If you’re not sure you’re ready to commit to a big batch of these you can cut the recipe in half. Hey, I’ll even do the math for you. That’s how much I want you to try these.
Date Bran Muffins
(full recipe)
2 cups boiling water
5 tsp baking soda
1 c butter (or shortening)
2 c granulated sugar
4 eggs
1 quart buttermilk (4 cups)
5 cups flour
1 tsp salt
4 cups All-Bran cereal
2 cups 40% Bran Flakes cereal
2 cups chopped dates
1 cup chopped walnuts
Carefully add the baking soda to the hot water and let cool. In the bowl of a stand mixer, cream butter. Add sugar and eggs one at a time. Carefully add buttermilk and stir to combine (buttermilk will not fully incorporate and that’s fine.) Add cooled water/baking soda mixture. In a separate LARGE bowl combine flour and salt. Mix bran cereals, nuts and dates in same bowl. Stir to coat cereals with flour mixture. Add buttermilk mixture and stir only enough to blend. Store in a lidded container in refrigerator.
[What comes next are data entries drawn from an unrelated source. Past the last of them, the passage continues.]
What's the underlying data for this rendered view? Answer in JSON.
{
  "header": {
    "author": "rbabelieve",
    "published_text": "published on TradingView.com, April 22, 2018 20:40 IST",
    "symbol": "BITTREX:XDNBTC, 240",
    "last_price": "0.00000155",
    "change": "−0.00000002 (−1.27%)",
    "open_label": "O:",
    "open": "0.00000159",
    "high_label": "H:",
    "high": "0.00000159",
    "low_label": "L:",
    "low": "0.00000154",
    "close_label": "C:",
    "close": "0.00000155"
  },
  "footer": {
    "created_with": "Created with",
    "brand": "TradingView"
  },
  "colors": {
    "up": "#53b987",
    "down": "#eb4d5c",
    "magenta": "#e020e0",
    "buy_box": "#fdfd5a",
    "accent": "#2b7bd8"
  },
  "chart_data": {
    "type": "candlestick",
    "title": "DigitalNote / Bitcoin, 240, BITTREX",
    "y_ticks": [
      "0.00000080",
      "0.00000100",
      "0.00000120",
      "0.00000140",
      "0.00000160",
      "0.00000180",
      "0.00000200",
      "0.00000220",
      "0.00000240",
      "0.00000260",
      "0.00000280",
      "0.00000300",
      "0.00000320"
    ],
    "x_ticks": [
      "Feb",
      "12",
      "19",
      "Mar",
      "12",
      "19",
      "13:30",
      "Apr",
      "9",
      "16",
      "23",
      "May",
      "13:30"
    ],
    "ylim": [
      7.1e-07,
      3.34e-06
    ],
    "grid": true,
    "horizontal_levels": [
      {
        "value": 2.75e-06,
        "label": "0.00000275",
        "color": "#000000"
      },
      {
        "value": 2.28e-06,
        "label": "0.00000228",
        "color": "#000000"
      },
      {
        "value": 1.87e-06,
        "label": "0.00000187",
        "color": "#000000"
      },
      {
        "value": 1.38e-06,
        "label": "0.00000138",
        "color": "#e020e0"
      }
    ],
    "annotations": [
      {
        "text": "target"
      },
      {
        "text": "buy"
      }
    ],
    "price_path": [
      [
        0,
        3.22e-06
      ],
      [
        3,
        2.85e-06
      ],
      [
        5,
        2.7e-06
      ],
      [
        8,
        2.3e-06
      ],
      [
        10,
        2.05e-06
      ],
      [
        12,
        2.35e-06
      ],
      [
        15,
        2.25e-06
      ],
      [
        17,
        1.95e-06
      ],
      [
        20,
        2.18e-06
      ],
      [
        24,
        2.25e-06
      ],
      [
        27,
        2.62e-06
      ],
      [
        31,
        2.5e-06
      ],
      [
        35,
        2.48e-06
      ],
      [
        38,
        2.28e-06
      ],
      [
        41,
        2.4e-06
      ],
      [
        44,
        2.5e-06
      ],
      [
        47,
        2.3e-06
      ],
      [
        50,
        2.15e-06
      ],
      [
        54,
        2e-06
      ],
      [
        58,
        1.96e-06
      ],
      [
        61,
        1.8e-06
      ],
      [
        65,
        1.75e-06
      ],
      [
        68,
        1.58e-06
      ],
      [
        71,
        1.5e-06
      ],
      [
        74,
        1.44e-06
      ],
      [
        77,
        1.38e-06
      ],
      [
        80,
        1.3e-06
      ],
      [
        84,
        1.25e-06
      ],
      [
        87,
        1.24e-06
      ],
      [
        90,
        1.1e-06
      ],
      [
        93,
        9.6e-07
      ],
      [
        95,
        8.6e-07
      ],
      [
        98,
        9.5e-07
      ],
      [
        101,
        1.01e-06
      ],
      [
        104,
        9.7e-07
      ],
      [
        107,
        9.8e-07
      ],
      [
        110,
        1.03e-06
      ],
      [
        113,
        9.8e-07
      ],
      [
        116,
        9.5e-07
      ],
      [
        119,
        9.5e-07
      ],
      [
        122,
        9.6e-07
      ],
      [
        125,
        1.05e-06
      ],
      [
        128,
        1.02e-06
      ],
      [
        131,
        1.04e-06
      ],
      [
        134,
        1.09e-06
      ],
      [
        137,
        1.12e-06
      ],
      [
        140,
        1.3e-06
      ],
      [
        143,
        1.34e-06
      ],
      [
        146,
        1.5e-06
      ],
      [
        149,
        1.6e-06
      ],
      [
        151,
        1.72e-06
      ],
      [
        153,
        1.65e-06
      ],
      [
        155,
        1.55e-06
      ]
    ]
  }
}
To Bake: Spoon into foil muffin liners. Fill 3/4 full. Bake at 350 degrees for 25 minutes.
Date Bran Muffins
(half recipe)
1 cup boiling water
2 1/2 tsp baking soda
1/2 cup butter (or shortening)
1 cup granulated sugar
2 eggs
2 cups buttermilk
2 1/2 cups flour
1/2 tsp salt
2 cups All-Bran cereal
1 cup 40% Bran Flakes cereal
1 cup chopped dates
1/2 cup chopped walnuts
Carefully add the baking soda to the hot water and let cool. In the bowl of a stand mixer, cream butter. Add sugar and eggs one at a time. Carefully add buttermilk and stir to combine (buttermilk will not fully incorporate and that’s fine.) Add cooled water/baking soda mixture. In a separate LARGE bowl combine flour and salt. Mix bran cereals, nuts and dates in same bowl. Stir to coat cereals with flour mixture. Add buttermilk mixture and stir only enough to blend. Store in a lidded container in refrigerator.
To Bake: Spoon into foil muffin liners. Fill 3/4 full. Bake at 350 degrees for 25 minutes.
1 comment:
I will swear that I have tried these and they are so great.